Case in point: during the reign of one of the Edwards, I,
II, or III, I don’t recall which one, two Anglo-Irish earls, Fitzgerald and
Butler (traditional enemies, by the way), got into an argument, and Fitzgerald
called the king a few names. Butler
tattled on him to Parliament in an effort to get Fitzgerald attainted a traitor
. . . so that he, Butler, could be awarded the Fitzgerald lands. No self-interest there.
The case came up before Parliament, and Parliament declared
that because the words had been said in private conversation and not in public it was a matter touching the king’s personal dignity, and not
treasonous. It was therefore referred to
the king to see what he wanted to do about it, if anything.
Before the king could take the matter under consideration,
Butler probably figured he was in a great deal of trouble for instigating a lot
of fuss about nothing, and decamped for France.

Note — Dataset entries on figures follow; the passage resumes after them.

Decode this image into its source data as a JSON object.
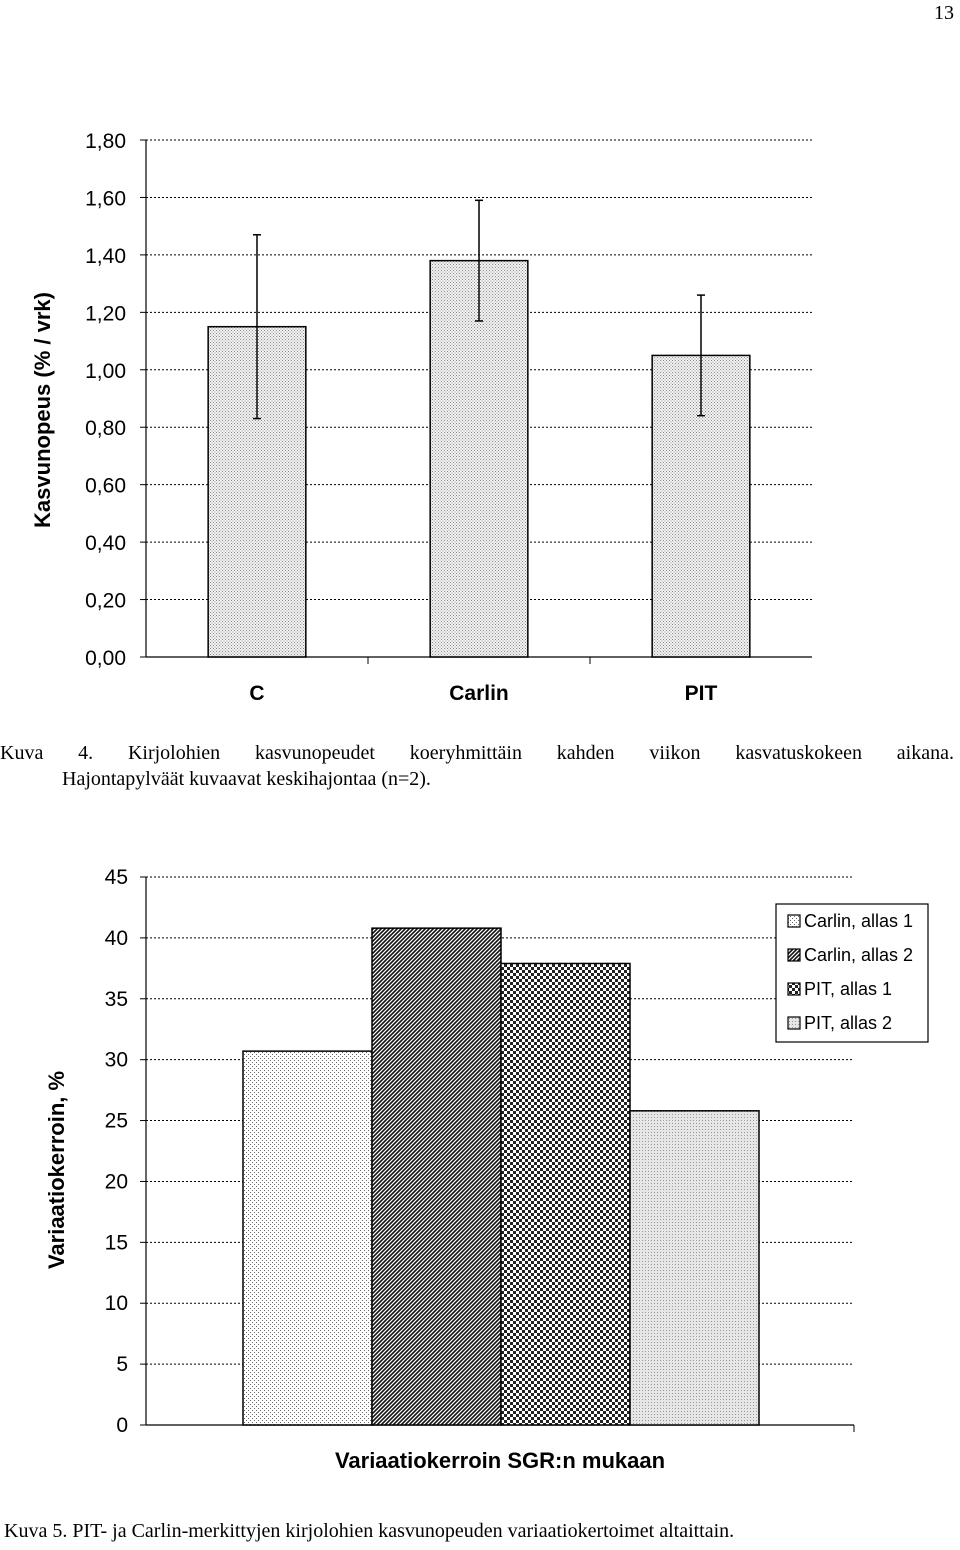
{
  "page_number": "13",
  "captions": {
    "fig4_prefix": "Kuva",
    "fig4_words": [
      "4.",
      "Kirjolohien",
      "kasvunopeudet",
      "koeryhmittäin",
      "kahden",
      "viikon",
      "kasvatuskokeen",
      "aikana."
    ],
    "fig4_line2": "Hajontapylväät kuvaavat keskihajontaa (n=2).",
    "fig5": "Kuva 5. PIT- ja Carlin-merkittyjen kirjolohien kasvunopeuden variaatiokertoimet altaittain."
  },
  "chart_data": [
    {
      "type": "bar",
      "title": "",
      "xlabel": "",
      "ylabel": "Kasvunopeus (% / vrk)",
      "ylim": [
        0,
        1.8
      ],
      "yticks": [
        "0,00",
        "0,20",
        "0,40",
        "0,60",
        "0,80",
        "1,00",
        "1,20",
        "1,40",
        "1,60",
        "1,80"
      ],
      "grid": true,
      "categories": [
        "C",
        "Carlin",
        "PIT"
      ],
      "values": [
        1.15,
        1.38,
        1.05
      ],
      "error_high": [
        1.47,
        1.59,
        1.26
      ],
      "error_low": [
        0.83,
        1.17,
        0.84
      ]
    },
    {
      "type": "bar",
      "title": "",
      "xlabel": "Variaatiokerroin SGR:n mukaan",
      "ylabel": "Variaatiokerroin, %",
      "ylim": [
        0,
        45
      ],
      "yticks": [
        "0",
        "5",
        "10",
        "15",
        "20",
        "25",
        "30",
        "35",
        "40",
        "45"
      ],
      "grid": true,
      "legend_position": "top-right",
      "series": [
        {
          "name": "Carlin, allas 1",
          "values": [
            30.7
          ]
        },
        {
          "name": "Carlin, allas 2",
          "values": [
            40.8
          ]
        },
        {
          "name": "PIT, allas 1",
          "values": [
            37.9
          ]
        },
        {
          "name": "PIT, allas 2",
          "values": [
            25.8
          ]
        }
      ]
    }
  ]
}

The king told Fitzgerald to mind his tongue in the future, but otherwise
go home and mind his own business.
I don’t recall how much trouble Butler got into for
commencing what today would be called a frivolous lawsuit and opening himself
up to a charge of malicious prosecution (and wasting Parliament’s and the king’s
time), but it must have been a lot if he ran away to France, leaving his lands
without the king’s permission. I don’t
recall that Butler forfeited his lands, but he could have for his stunt.
Of course, the Plantagenets were elected, not self-appointed
as were the Tudors, and (usually) a bit less dictatorial. A Plantagenet claimant to the throne had to
present his case to Parliament, while the Tudors simply ordered Parliament to
recognize them. Richard III was, I
believe, the last king of England actually to present his case to Parliament.